The imposing character of the Fortress, with those slanted transverse lines Andre Lhote would love so dearly, by no means allows for short pace, intimate milieu, small-scale genre...
Milenko Šerban, painter of chlorophyll and green Pannonian light, produced two paintings made in the late twenties, his post-Parisian days, depicting scenes from Novi Sad.
On one of these, the no-longer extant Armenian Church is all made up of planes arranged in an almost cubist manner. Yet even so, it is a distinct artistic testimony of an edifice that no longer exists, one we – my generation – fixed in our memory as a street-car stop right in front of it.
The two small yet significant canvases by Šerban were solely interpreted with associations to his studies in Paris, with Lhote.
But it is possible, or at least closer to the truth, that Šerban's picture of the Fortress not only invoked but also suggested such a tiered order of things, a comparative and superlative degree of our movement toward light, toward the heights that lure one, as in the works of Pascal and Matić*, in a sinister and suicidal voice.

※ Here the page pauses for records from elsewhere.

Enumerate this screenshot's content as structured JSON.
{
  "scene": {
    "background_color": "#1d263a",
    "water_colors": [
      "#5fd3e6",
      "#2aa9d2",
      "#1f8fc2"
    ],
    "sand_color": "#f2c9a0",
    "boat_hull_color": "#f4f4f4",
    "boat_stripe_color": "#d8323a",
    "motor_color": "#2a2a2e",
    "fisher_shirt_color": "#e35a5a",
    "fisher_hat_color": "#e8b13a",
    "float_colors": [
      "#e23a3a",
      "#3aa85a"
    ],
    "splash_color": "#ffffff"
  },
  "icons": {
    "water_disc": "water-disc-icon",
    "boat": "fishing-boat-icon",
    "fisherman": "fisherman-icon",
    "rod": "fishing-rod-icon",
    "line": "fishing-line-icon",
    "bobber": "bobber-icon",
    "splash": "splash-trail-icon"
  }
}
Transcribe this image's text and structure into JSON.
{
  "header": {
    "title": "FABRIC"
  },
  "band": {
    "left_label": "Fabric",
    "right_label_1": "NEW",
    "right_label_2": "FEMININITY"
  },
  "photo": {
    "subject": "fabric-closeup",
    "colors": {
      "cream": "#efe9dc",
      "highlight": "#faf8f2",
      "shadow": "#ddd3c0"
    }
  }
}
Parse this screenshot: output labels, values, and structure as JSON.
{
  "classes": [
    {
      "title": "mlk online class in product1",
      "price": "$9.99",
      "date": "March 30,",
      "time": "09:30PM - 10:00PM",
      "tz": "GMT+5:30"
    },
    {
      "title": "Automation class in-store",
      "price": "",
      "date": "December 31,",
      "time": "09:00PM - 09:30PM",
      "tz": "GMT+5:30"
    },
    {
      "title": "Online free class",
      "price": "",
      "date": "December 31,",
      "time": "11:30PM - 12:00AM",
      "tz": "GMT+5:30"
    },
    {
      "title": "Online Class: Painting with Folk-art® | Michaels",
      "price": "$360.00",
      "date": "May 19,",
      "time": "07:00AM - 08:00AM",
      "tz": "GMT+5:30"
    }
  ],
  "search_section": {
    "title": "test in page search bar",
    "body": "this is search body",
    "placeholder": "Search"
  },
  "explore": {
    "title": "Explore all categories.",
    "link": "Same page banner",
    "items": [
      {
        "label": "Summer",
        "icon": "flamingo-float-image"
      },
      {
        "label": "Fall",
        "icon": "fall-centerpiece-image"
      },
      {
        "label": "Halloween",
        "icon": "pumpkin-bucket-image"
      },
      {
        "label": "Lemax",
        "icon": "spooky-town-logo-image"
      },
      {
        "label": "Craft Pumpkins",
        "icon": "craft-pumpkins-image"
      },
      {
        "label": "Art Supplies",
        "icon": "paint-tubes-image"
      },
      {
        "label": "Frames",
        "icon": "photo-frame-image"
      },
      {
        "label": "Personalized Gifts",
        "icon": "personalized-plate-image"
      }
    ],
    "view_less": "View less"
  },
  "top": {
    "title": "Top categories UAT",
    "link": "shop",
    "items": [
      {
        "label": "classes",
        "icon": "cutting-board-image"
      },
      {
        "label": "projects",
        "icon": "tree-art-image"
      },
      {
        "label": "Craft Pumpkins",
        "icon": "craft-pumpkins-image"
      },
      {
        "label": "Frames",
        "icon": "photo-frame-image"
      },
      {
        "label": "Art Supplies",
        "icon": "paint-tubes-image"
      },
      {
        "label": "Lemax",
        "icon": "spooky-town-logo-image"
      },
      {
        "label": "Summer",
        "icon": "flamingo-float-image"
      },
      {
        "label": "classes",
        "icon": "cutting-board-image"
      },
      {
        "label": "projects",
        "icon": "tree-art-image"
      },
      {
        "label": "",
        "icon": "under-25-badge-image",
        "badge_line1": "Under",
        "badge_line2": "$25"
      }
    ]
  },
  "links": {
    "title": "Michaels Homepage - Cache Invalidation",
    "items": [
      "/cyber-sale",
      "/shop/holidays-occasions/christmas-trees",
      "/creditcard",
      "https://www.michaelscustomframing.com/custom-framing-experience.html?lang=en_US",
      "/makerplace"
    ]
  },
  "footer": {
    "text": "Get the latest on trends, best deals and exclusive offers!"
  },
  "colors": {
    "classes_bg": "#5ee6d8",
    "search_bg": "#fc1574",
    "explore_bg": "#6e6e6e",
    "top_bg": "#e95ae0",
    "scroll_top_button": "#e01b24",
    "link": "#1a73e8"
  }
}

Miroslav Antić used to dream of, paint and enjoy the height of that rock from which he could fastest fly down, like the birds he was so fond of, and land on the Danube. The teenagers on school excursions would stop here not for some rest only, but also for setting themselves free and friendly to the cannonry and stuffed animals in the museum halls.
The Fortress is a museum, yet one from a different kind of phantasy, altered, with free winds and weather vanes that preferably befriend storms and disasters of any kind.
It was only from the Fortress that the large Viennese ships of the last century and the one preceding it looked like dreamboats.
There is also a story about the rich burghers of Novi Sad once travelling as far as to Vukovar in order to see their dear relatives and friends embark on one of those big white vessels and then sail, in an adaggio manner – as the ship and the river would have it – downstream to Zemun. You imagine the on-board life: brass, cognac, stirring horizons above the water...
Later, well, later they would get onto a train and arrive from the opposite direction to the same, or not quite unaltered, Novi Sad again.
Now that we are talking about ships, which measure time and set timetables according to that unique clock with its big hand showing hours and small hand showing minutes, it should not be forgotten that the above-mentioned Milan Konjović, painter of the summertime sunfires in our continental climate so faithful to the dog days, has written down that he had for the first time  seen exactly the same sun on a ship whereon a Turk was frying coffee and serving it in the fincan cups on the bottom of which - the sun was ablaze like pure gold. It may have happened right under the Varadin. One can never know.
The Fortress is a real trial for the artists. Never is it a mere visual motif that attracts attention in  tourists-intended brochures or cheap souvenirs. The gloomy superiority of the Fortress seems to a priori annihilate the appeal of kitsch, and it certainly shows no understanding for sentimental, rash scenes of tearful partings or the forms of weekend-lasting joys.
Above the Fortress, clouds are completely different from those above the Bačka-.
Since the birds are ever and eternally the companions of waterways, of river-streams, there is a brilliant side to the fact, taken in reverse, that the seagulls coming from the direction of the Black Sea make Novi Sad – a seaport.
Seen side by side with scenes from an art studio, the onetime studio of Stevan Maksimović at the Fortress, the city down there suddenly seems to be more yielding and, in a way, like a family-place. Thus, the urban character of Novi Sad, still essentially reflecting schoolfellowship and – in a way - family life, can be understood only when seen from aside, from above.
The Fortress is an unaccountable yet so true attribute of Novi Sad.